The colonization of land by plants over 500 million years ago was a significant event in Earth's history, leading to the establishment of land flora that transformed the biosphere and atmosphere. However, to access the mineral nutrients essential for growth and proliferation, early rootless plants needed to form intimate relationships with symbiotic arbuscular mycorrhizal fungi (AMF) that liberated and transferred nutrients from rocks to the plant in exchange for carbon fixed through photosynthesis. Recent discoveries challenge the traditional view that AMF played the primary role in facilitating the colonization of Earth's landmasses by plants. Instead, the Mucoromycotina "fine root endophyte" (MFRE) fungi, which are taxonomically distinct from AMF, may have also played a critical role in this process.
Recent findings demonstrate that symbiosis with MFRE is not limited to early diverging plant lineages, but is present in plants spanning the entire land plant phylogeny. However, the precise host range of MFRE symbionts remains unknown, which limits our understanding of the significance of MFRE in ecosystem structure and function. The most recent findings show that MFRE symbioses are functionally distinct from AMF symbioses in terms of the nutrients supplied to their hosts and their responses to changing atmospheric CO2 concentrations. These discoveries challenge much of what we thought we knew about plant-fungal symbioses, and the fundamental biology of MFRE-plant symbioses remains largely unknown.

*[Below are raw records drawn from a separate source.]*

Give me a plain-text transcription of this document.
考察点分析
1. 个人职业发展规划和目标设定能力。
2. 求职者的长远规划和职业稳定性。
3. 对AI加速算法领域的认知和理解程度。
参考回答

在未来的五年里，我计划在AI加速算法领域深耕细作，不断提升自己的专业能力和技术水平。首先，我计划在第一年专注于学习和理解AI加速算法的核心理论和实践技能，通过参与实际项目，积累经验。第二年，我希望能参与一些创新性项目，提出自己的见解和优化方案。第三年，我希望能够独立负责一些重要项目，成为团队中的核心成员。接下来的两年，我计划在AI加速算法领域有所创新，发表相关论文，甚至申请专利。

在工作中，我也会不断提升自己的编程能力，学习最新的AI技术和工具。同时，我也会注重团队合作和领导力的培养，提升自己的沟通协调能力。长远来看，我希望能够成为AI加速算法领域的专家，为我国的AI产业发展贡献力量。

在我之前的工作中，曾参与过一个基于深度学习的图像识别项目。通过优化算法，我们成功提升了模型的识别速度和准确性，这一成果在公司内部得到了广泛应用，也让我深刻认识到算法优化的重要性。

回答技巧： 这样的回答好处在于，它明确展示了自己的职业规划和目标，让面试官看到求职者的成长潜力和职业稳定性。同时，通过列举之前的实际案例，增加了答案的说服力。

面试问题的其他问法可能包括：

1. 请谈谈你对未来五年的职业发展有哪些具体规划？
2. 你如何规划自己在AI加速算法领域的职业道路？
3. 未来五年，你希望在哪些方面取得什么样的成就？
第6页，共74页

MYCOREV aims to address these critical knowledge gaps regarding the diversity, structure, and functional significance of plant-MFRE symbioses. By testing the overarching hypothesis that "MFRE play a major role in plant nutrition and nutrient cycling in modern terrestrial ecosystems," this project will pave the way for a revolution in mycorrhizal research in the 21st century. Understanding the complexity of plant-fungal symbioses and their responses to environmental change is essential for regulating plant communities, ecosystem structure and function, climate, and sustainable agriculture now and in the future. The project is based on three key objectives:
OBJ 1: Determine identity, frequency, diversity, host range and relatedness of MFRE in plants across phylogenetic, developmental and ecological gradients.
OBJ 2: Define diagnostic ultrastructure in MFRE vs. AMF symbiotic interfaces and characterise the spatial distribution of each symbiont in planta in single and dual fungal colonisations in multiple plant species and determine how they are affected by changes in atmospheric CO2 relevant to future predicted changes.
OBJ 3: Quantify functional differences between MFRE- and AMF-plant symbioses in terms of carbon and nutrient fluxes between fungi and host plants in single and dual colonisations across a range of organic and inorganic nutrient sources in terms of type, quantity, metabolism and temporal dynamics of resource exchange and how these are affected by changes in atmospheric CO2.